David Lasky, Managing Director at ScaleNorth, illustrates the tremendous potential of tech-driven construction, not just for operational excellence but for overall competitiveness. “Technology offers the ability for construction companies to provide visibility to their customers, whether that’s a building owner or a general contractor. Currently, customers just get an invoice or percent-to-completion figure. There’s technology that can wire into NetSuite that could greatly facilitate communication and transparency with arguably the greatest constituent, the customer, which is a real differentiator for construction companies that can crack the code.”

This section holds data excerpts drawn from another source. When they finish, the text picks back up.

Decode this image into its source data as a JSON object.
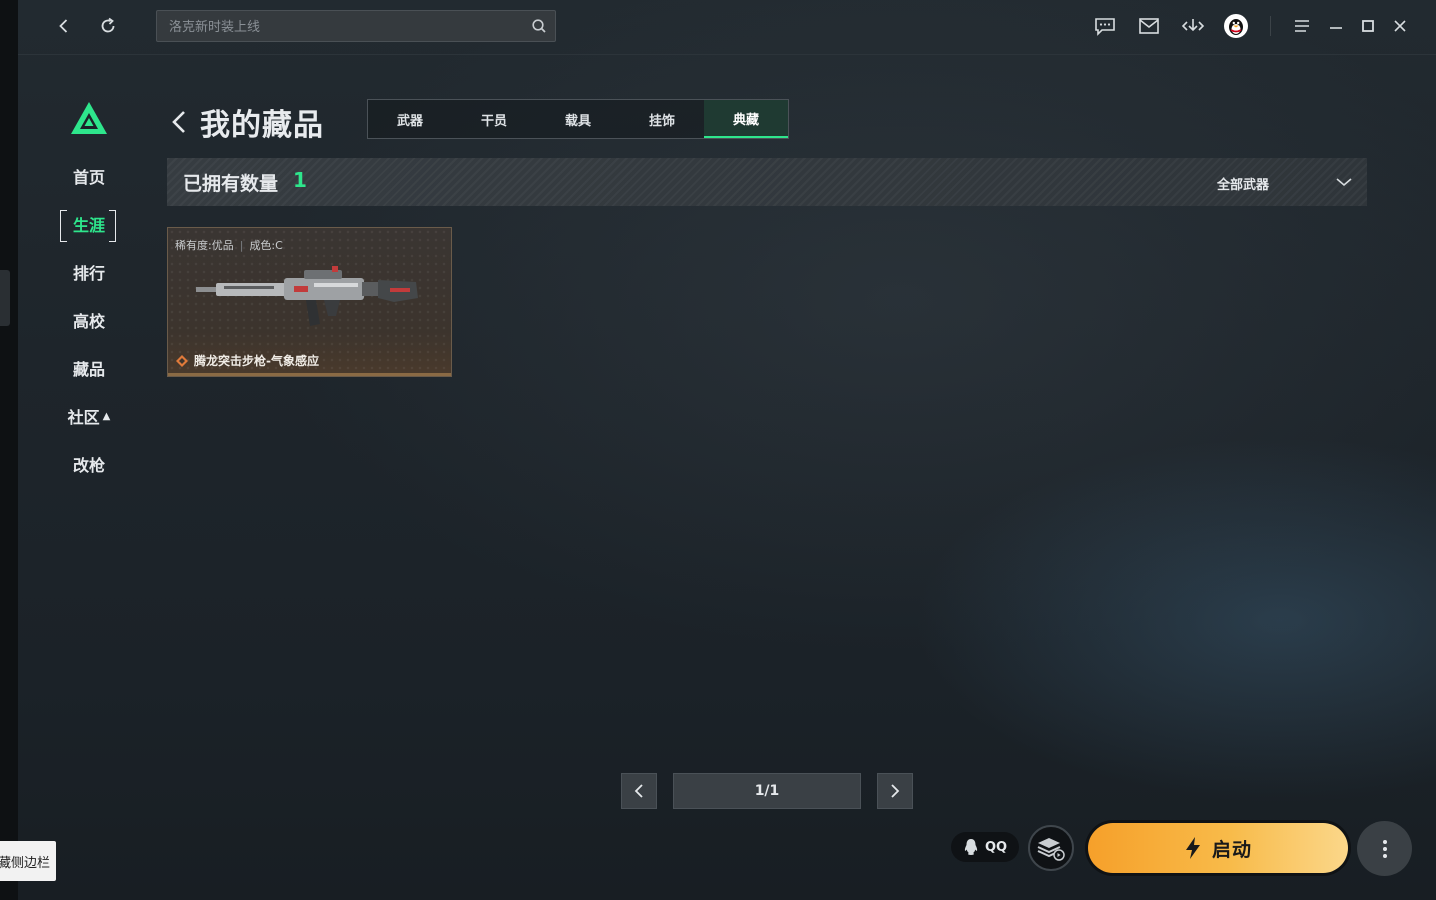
{
  "topbar": {
    "search_placeholder": "洛克新时装上线"
  },
  "nav": {
    "items": [
      {
        "label": "首页"
      },
      {
        "label": "生涯"
      },
      {
        "label": "排行"
      },
      {
        "label": "高校"
      },
      {
        "label": "藏品"
      },
      {
        "label": "社区"
      },
      {
        "label": "改枪"
      }
    ]
  },
  "header": {
    "title": "我的藏品",
    "tabs": [
      {
        "label": "武器"
      },
      {
        "label": "干员"
      },
      {
        "label": "载具"
      },
      {
        "label": "挂饰"
      },
      {
        "label": "典藏"
      }
    ],
    "active_tab": "典藏"
  },
  "owned": {
    "label": "已拥有数量",
    "count": "1",
    "filter_label": "全部武器"
  },
  "items": [
    {
      "rarity": "稀有度:优品",
      "condition": "成色:C",
      "name": "腾龙突击步枪-气象感应"
    }
  ],
  "pagination": {
    "text": "1/1"
  },
  "footer": {
    "qq_label": "QQ",
    "launch_label": "启动",
    "sidebar_tooltip": "隐藏侧边栏"
  },
  "colors": {
    "accent": "#2ee68c",
    "launch": "#f8bb4a",
    "rarity": "#e07a3a"
  }
}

Confirming the importance of digital transformation in construction is data showing that spending on transformation will grow from $9.7 billion in 2019 to over $29 billion as early as 2027. Even if technology represents a new and rising cost, it is one that forward-thinking companies think is justified by the current climate and future outlook. To help understand why, consider a few ways that best-of-breed SuiteApps integrated with a comprehensive ERP helps adopters accomplish (not just attempt) the improvements they need to make:

  • Efficiency – Greater synchronization between service delivery, project management, and business administration leads to efficiency gains in all three. Companies that need to control costs, streamline value chains, or optimize service delivery can do that (and much more) by integrating the underlying parts onto one platform.
  • Mobility – Working from multiple sites at once represents one of the oldest challenges in construction. Integrate technology that extends to mobile devices keeps everyone in the field closely linked to the home office, resulting in fewer errors and delays and more chances to turn exceptional services into increased revenue.
  • Visibility – Transformation can’t happen without a clear view into everything happening inside an organization. Visibility – in the form of greater access to more data – gives decision-makers better insights into what can and must change, how to orchestrate that effort, and whether it is working.
  • Scalability – Technology helps a company scale as quickly and extensively as it can without compromising the work it does in all departments. At the same time, the insight, innovation, and efficiency that technology promotes helps foster the conditions that make growth possible and then sustainable.
  • Marketability – Customer engagement improves when construction companies become known for precision, efficiency, and consistency. They can retain more customers, attract plenty of new ones, and begin to establish a brand that differentiates them in a crowded market of similar companies.
  • Best-of-Breed – Integrating best-of-breed technologies optimizes a construction-centric solution.

The Future of Construction Starts Now

Construction companies fall farther behind for every day they continue business as usual. This is no time to be complacent or content, even if the past few years have been prosperous ones. The moves a company does (or doesn’t) make right now will affect its success for years to come, either giving it a competitive resurgence or dooming it to irrelevance. Prepare to thrive in tomorrow’s construction industry by taking the logical next step: upgrade and integrate the tech infrastructure to be the foundation for the future.